西田さんによる建築は、建物所有者の絶対的な理解のもとにつくられた斬新なもので、新しいコミュニティのあり方を提案している。屋上に続くかと思われる階段の先にコンパクトな住室があり、四方をそれらに囲まれた形で、高い階高をもつ交流スペースが存在する。周囲から見ると舞台のように浮き立って見えるこのスペースや周辺を如何に使うかがポイントとなる。当日は雰囲気を楽しんでもらうべく、講師自らが流しそうめんを企画してくださり、暑い昼下がりにもゆったりのんびりした気分を満喫しながらの見学となった。
2) 「建築入門〜コルビュジェさんのお弟子さんたち〜」
講師:アートオブライフ 代表 五十川藍子
神奈川県立音楽堂
タイトルにあるとおり、著名な建築家であり都市計画家でもあったコルビュジェの設計思想と、彼が設計した国立西洋美術館について、分かりやすく解説した著作をもつ五十川藍子さんに、建築をできるだけ平易に解説してもらう入門編のツアーをお願いしたものである。ご本人にとっては、自身の設計でない建築を解説するという存外に難しいツアーにチャレンジしていただいた。

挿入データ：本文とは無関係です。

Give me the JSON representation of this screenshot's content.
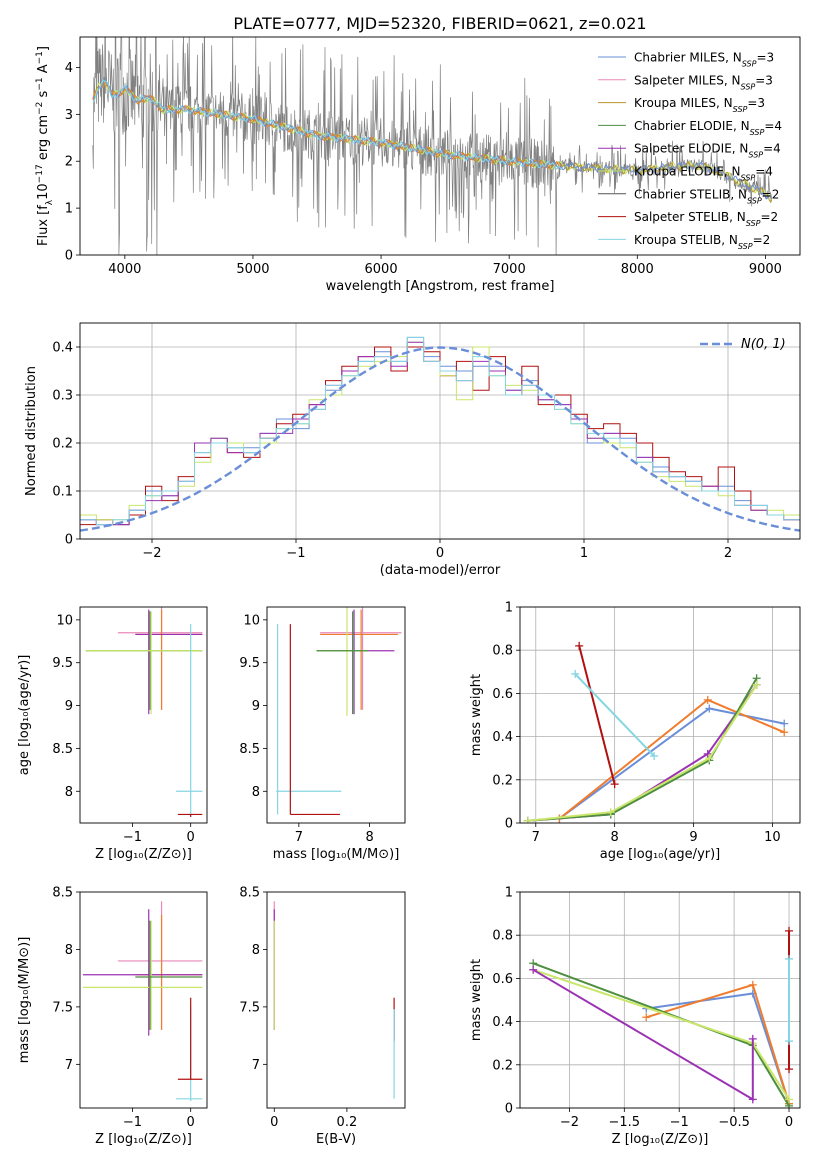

前日新聞でこのツアーが紹介されたこともあり、人気が高く、参加者は女性が比較的多い中、ご夫婦での参加や、建築系の若手から比較的年配の男性まで、幅広い年齢層、性別の参加があった。
シルクセンターでは、普段は出られないテラスも開放していただいたが、この建築そのものが好きで参加した人が多く、熱心な写真撮影大会となっていた。その後、紅葉ヶ丘ゾーンへとバスで移動。神奈川県立青少年センター前で、コルビュジェの思想や坂倉準三、前川國男ら弟子たちとのつながりを改めて説明。神奈川県立図書館では、鉄骨造の書庫で迷子になりそうになりながら、最後に神奈川県立音楽堂で、伊藤館長から、手すりの曲がりやロビーのモザイク、蛍光灯カバーなど、当時の時代背景にある手づくり感を含め、施設に愛着を持っている方ならではの説明を受けた。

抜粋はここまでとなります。